Americans, however, have no option but to accept the FDA’s interpretation of those facts, and its rationale for its strange paternalism. Government agencies are good at dealing with large numbers that ordinary people do not understand. These numbers are large and easy to understand. A one-in-7 million risk is about the chance of being struck by lightning in a given year. Looking only at the possible at-risk group of women under 50: Perhaps 1 million received the J&J shot and one died—that’s the chance of death from overdosing on Tylenol in a given year. Can ordinary people not make up their minds about this risk? Would you accept an increase in your risk of an adverse event, equivalent to the odds of a lightning strike, in exchange for vaccination today and a speedier return to something resembling pre-pandemic life? If you had posed the question to me this way when I reached the vaccination site, I would have grabbed the syringe and plunged it into my right deltoid with gusto. Speed matters, because I do not want to wait any longer than necessary for relief from a disease that I could pass on to others.
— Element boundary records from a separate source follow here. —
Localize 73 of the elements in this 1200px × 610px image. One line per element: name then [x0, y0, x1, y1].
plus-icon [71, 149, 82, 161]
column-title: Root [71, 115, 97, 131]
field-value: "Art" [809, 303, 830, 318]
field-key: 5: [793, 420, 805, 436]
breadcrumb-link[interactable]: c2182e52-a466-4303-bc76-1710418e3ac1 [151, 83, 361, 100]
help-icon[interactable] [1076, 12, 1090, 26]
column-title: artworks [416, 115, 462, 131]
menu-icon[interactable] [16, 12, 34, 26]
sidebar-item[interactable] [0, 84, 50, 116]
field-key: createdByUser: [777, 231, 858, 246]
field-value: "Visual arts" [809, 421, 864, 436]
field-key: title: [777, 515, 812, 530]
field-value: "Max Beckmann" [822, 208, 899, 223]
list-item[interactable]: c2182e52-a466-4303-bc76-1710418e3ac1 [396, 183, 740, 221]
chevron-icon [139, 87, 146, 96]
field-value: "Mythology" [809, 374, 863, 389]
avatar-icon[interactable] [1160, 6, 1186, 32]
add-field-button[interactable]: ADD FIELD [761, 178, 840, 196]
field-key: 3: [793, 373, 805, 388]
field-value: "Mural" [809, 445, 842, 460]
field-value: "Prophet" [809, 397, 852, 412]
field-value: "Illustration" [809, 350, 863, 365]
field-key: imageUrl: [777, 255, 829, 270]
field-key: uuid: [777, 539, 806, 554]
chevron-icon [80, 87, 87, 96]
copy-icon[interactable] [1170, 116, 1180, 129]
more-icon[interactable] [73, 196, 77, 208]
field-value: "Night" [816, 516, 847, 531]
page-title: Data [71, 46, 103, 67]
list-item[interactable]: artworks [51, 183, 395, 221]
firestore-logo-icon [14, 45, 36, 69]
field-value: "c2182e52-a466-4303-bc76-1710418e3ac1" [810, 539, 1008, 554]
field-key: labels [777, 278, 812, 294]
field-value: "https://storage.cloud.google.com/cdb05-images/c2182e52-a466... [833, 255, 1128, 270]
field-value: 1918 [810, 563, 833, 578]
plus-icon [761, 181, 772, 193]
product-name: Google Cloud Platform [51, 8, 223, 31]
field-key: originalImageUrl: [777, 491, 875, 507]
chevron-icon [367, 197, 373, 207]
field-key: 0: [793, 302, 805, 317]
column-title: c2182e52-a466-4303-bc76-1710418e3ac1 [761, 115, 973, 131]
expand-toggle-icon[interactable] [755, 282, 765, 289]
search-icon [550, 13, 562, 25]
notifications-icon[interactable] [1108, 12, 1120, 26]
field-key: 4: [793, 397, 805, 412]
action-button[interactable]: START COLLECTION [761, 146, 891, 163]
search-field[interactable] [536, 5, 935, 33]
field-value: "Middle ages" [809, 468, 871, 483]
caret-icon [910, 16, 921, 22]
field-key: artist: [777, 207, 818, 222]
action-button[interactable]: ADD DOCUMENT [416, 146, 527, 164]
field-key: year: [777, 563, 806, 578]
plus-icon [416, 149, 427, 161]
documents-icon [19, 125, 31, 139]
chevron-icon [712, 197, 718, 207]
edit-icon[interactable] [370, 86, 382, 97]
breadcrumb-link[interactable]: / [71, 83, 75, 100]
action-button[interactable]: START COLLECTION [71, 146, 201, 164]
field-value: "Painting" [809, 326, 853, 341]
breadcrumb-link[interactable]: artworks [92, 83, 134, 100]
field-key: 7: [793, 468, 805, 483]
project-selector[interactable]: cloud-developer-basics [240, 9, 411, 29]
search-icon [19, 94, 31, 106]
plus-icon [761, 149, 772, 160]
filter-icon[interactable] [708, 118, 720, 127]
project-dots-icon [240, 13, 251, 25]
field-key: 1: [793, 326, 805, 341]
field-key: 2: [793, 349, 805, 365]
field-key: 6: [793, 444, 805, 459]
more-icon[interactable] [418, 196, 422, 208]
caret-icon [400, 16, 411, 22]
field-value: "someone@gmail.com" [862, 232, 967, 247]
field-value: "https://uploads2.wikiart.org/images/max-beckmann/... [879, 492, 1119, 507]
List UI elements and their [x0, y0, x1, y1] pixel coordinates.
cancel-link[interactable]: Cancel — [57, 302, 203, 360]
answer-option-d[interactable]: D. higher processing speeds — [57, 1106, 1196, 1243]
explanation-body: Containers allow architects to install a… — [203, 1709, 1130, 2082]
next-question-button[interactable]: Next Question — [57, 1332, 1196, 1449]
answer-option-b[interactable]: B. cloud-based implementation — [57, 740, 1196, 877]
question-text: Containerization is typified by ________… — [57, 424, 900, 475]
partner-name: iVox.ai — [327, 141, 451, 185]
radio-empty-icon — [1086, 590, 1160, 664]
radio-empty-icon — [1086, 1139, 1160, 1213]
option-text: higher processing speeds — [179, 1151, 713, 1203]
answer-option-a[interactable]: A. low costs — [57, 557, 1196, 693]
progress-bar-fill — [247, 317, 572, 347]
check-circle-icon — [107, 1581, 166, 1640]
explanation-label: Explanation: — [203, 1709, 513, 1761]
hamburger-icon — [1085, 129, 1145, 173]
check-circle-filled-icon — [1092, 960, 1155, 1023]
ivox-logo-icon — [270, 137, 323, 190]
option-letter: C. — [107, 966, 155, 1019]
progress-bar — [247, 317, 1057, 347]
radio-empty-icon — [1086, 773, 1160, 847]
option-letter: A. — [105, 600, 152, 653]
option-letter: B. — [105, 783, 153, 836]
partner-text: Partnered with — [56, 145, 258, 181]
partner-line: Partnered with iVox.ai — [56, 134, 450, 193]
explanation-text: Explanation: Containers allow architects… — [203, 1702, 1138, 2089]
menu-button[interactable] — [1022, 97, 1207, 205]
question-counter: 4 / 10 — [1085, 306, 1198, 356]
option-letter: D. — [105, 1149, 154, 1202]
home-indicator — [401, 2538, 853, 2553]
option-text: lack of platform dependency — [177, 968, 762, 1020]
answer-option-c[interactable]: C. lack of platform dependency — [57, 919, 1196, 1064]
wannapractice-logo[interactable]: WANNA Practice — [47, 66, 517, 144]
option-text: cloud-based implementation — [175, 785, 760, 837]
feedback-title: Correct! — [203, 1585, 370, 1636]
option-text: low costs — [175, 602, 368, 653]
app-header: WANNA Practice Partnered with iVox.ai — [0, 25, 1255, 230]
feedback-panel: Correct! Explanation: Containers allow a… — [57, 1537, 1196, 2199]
I was glad to hear that the U.S. can maintain a steady pace of vaccination without the J&J doses. But if they are not necessary, why do we have them? Meeting the administration’s target matters much less than vaccinating the population as quickly as possible. We should aim to clear the shelves of vaccines every single day, J&J vials included, or else send them to the many other countries that are desperate for them.
Our regulators are not fools. The kind of cost-benefit calculation above is within their ability to assess, if it is within mine. But they have a peculiar sense of responsibility that leads them to adopt a fraidy-cat level of caution (an “abundance of caution,” said the press release) that no normal person should want in her daily life. If you are unwilling to accept one-in-7 million odds of death, you should be unwilling to drive six miles to the vaccination site. (I drove three hours.) Forget other thrill-seeking activities, such as eating mixed nuts without an EpiPen nearby, or going for a bike ride.
One might argue that vaccines must be held to the highest standards, so no one doubts that they are safe. Unlike other medicines, they are administered to otherwise healthy individuals. First do no harm. This logic may be what motivated the regulators to pause the vaccine: If you make the approval process look rigid, even at the expense of a few net deaths, more people will have confidence in that process. But rather than shield people from risks, in hopes of winning their confidence, why not inform them of the risks in comprehensible ways, and win their confidence through honesty? Do not hide the risks. Enumerate and explain them. The FDA could issue an advisory for a clotting issue and note that it is as rare as a lightning strike, and say that the vaccine is still in use because getting it is safer than not getting it. Pausing all J&J doses, to all ages and sexes, will make people think of tainted cantaloupe or pickup trucks recalled for faulty brakes; the stigma may never disappear.
Right now there are no “otherwise healthy individuals.” Even those of us who have escaped infection are sick of being cooped up, held hostage to our Netflix queues, and starved of friendship, work, and leisure. And I expect that the pause in J&J distribution, however brief, will make many people doubt vaccines irrationally, rather than thank their regulatory overlords for averting a lightning strike. I would rather die of a blood clot, ideally 7,000,000 years from now, than spend another day in quarantine.